US stocks traded lower in early action Thursday despite two giant M&A deals, the merger of American Airlines and US Airways, and Berkshire Hathaway and 3G's takeover of ketchup maker Heinz.
Analysts said the markets were partly echoing the slump in European markets on dismal economic growth reports from eurozone countries, as well as Japan.
One hour into trade, the Dow Jones Industrial Average was down 16.28 points (0.12 percent) at 13,966.63.
The broad-based S&P 500 dropped 1.27 (0.08 percent) to 1,519.06, while the tech-rich Nasdaq Composite lost 7.97 points (0.25 percent) to 3,188.91.
US Airways shares fell 4.0 percent after the official announcement of its long-awaited merger with American Airlines, creating the largest US carrier. American parent AMR Corp, under bankruptcy reorganization, jumped 48 percent.
Heinz shares, however, soared nearly 20 percent to $72.50 after the shock announcement that billionaire Warren Buffett's investment firm would partner with 3G Capital to buy Heinz in a deal worth $28 billion.

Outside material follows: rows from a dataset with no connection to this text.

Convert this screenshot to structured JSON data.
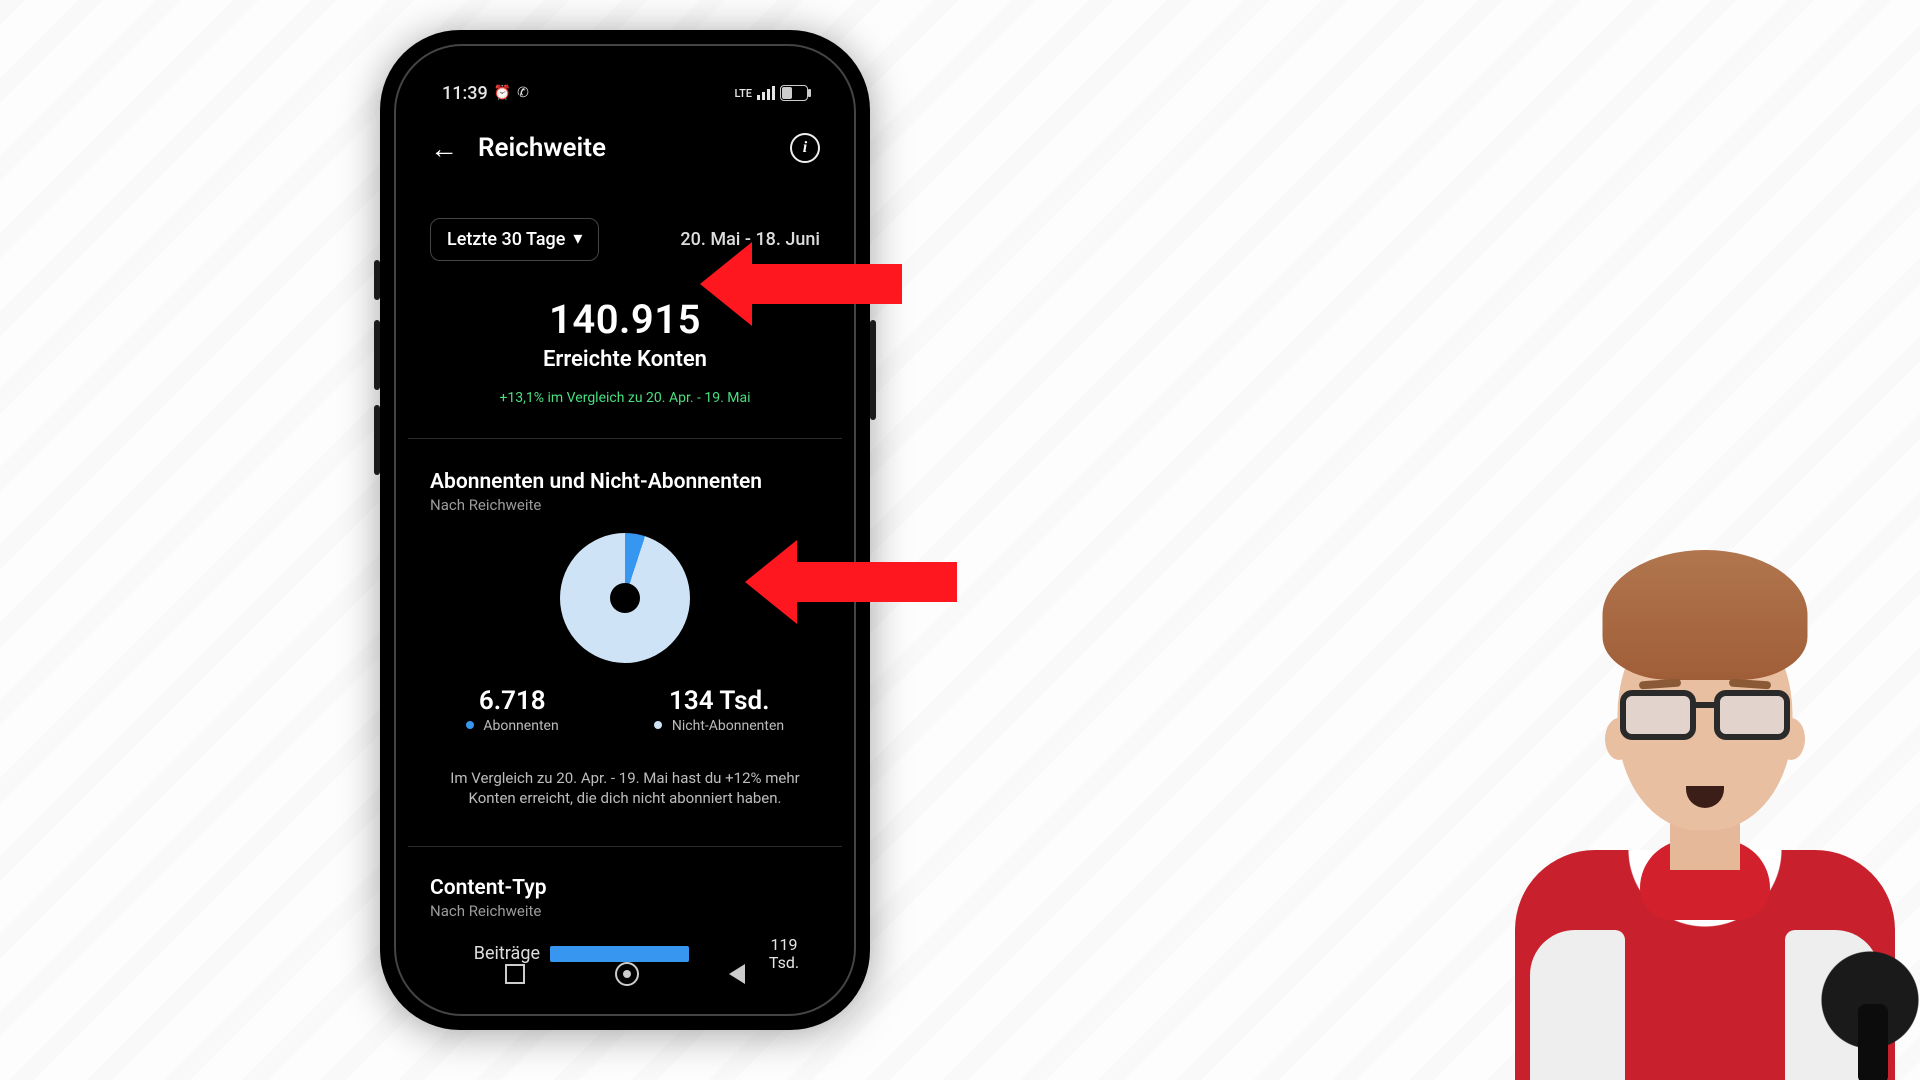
{
  "status": {
    "time": "11:39"
  },
  "title": "Reichweite",
  "range": {
    "pill_label": "Letzte 30 Tage",
    "dates": "20. Mai - 18. Juni"
  },
  "headline": {
    "value": "140.915",
    "label": "Erreichte Konten",
    "delta": "+13,1% im Vergleich zu 20. Apr. - 19. Mai"
  },
  "followers_section": {
    "title": "Abonnenten und Nicht-Abonnenten",
    "subtitle": "Nach Reichweite",
    "followers": {
      "value": "6.718",
      "label": "Abonnenten"
    },
    "non_followers": {
      "value": "134 Tsd.",
      "label": "Nicht-Abonnenten"
    },
    "compare_text": "Im Vergleich zu 20. Apr. - 19. Mai hast du +12% mehr Konten erreicht, die dich nicht abonniert haben."
  },
  "content_section": {
    "title": "Content-Typ",
    "subtitle": "Nach Reichweite",
    "row_label": "Beiträge",
    "row_value_line1": "119",
    "row_value_line2": "Tsd."
  },
  "chart_data": [
    {
      "type": "pie",
      "title": "Abonnenten und Nicht-Abonnenten nach Reichweite",
      "series": [
        {
          "name": "Abonnenten",
          "value": 6718,
          "value_label": "6.718",
          "color": "#3797f0"
        },
        {
          "name": "Nicht-Abonnenten",
          "value": 134000,
          "value_label": "134 Tsd.",
          "color": "#cfe3f6"
        }
      ]
    },
    {
      "type": "bar",
      "title": "Content-Typ nach Reichweite",
      "categories": [
        "Beiträge"
      ],
      "values": [
        119000
      ],
      "value_labels": [
        "119 Tsd."
      ],
      "xlabel": "",
      "ylabel": ""
    }
  ]
}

Berkshire Hathaway and 3G said they would offer shareholders $72.50 a share.
Shares of Belgian-US giant Anheuser-Busch InBev, whose $20.1 billion takeover of Mexican brewer Grupo Modelo has been challenged by US antitrust regulators, jumped 6.0 percent after the two companies said they would divest specific Modelo assets to please the regulators.
Distributor Constellation Brands, the main beneficiary of the divestments, was up 36 percent.
Bond prices were mixed. The yield on the 10-year US Treasury rose to 2.03 percent from 2.02 percent Wednesday, while the 30-year fell to 3.21 percent from 3.22 percent. Bond prices and yields move inversely.